I think there's another route this goes. At $7k a year or more per eng in token use, I think it's very reasonable to buy engineers machines with obscene GPUs and RAM and run models locally. And if it doesn't make sense now, someone will figure it out and save companies $10k+/eng over 3 years.

▲

no-name-here a day ago | parent | next [-]

If you only want/need the kind of model output that can be served on a machine costing single digit thousands, aren’t cheaper cloud-served models available? (And as the sister comment points out, sharing hardware allows greater utilization and lower costs per user.)

	▲	Glyptodon a day ago \| parent [-]
		That might just mean even more savings as you'd only need need a size n cluster for m engineers where n is probably < m.

▲

slopinthebag a day ago | parent | prev | next [-]
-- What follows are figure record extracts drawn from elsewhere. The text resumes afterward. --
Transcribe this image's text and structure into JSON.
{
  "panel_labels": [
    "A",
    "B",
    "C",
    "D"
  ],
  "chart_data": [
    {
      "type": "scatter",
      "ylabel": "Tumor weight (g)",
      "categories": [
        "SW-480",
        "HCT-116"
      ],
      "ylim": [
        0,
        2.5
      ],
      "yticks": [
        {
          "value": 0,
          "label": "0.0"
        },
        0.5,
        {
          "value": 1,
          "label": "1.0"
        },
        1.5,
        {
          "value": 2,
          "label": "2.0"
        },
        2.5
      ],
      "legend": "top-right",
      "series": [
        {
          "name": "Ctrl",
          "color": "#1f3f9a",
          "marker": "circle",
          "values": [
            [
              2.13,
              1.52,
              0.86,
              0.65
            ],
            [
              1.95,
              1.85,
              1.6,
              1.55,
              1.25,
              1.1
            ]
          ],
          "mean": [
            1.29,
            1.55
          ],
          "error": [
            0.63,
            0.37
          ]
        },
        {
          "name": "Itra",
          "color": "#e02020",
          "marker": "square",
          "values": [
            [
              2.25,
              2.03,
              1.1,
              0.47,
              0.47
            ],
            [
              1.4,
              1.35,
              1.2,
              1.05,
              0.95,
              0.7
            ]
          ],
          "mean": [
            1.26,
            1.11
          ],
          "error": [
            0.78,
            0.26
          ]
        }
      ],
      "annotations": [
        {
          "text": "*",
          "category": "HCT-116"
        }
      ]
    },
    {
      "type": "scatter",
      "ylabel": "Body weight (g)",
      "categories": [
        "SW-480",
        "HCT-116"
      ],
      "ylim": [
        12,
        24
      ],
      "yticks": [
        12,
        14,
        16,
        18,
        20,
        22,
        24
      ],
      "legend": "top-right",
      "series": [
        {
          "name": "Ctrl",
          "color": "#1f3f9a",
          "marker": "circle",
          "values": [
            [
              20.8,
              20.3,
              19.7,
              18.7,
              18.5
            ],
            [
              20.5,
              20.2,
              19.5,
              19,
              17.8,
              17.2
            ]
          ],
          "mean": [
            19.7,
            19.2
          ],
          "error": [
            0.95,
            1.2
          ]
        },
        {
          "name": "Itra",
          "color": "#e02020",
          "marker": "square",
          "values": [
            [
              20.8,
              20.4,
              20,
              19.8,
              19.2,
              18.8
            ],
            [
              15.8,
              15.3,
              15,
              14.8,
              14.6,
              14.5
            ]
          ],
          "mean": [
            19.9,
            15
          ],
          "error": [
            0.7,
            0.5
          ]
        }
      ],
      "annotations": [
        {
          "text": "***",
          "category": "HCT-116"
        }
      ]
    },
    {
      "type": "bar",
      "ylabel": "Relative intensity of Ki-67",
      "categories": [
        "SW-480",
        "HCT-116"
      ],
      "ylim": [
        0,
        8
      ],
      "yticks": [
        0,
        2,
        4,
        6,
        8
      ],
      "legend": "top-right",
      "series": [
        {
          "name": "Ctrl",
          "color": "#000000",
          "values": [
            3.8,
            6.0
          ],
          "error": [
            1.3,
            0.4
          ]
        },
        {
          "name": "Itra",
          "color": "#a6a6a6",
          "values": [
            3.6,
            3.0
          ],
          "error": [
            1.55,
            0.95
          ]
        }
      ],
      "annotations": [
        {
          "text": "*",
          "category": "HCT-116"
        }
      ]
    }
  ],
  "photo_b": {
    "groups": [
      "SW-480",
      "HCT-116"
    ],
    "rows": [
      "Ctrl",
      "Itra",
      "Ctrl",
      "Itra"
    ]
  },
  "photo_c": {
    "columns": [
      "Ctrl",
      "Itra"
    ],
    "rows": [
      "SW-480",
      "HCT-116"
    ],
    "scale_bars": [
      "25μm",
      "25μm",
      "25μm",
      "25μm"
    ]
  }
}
I imagine there are companies forming now with their entire business model being building "prosumer" inference machines and farms running everything from Qwen 3.6 27b up to GLM 5.1 and everything in between, packaged perfectly for companies to make one-time investments in with the assumption that open models will be getting both more efficient and better over time.

▲

charcircuit 2 days ago | parent | prev [-]

That could leave idle time where GPUs are sitting unused. It would be better to have a shared cluster that many engineers all share. And to avoid a cluster not being saturated other companies queries could also be batched. And oh wait we are back to doing AI inference in the cloud as it is an efficient way to serve AI.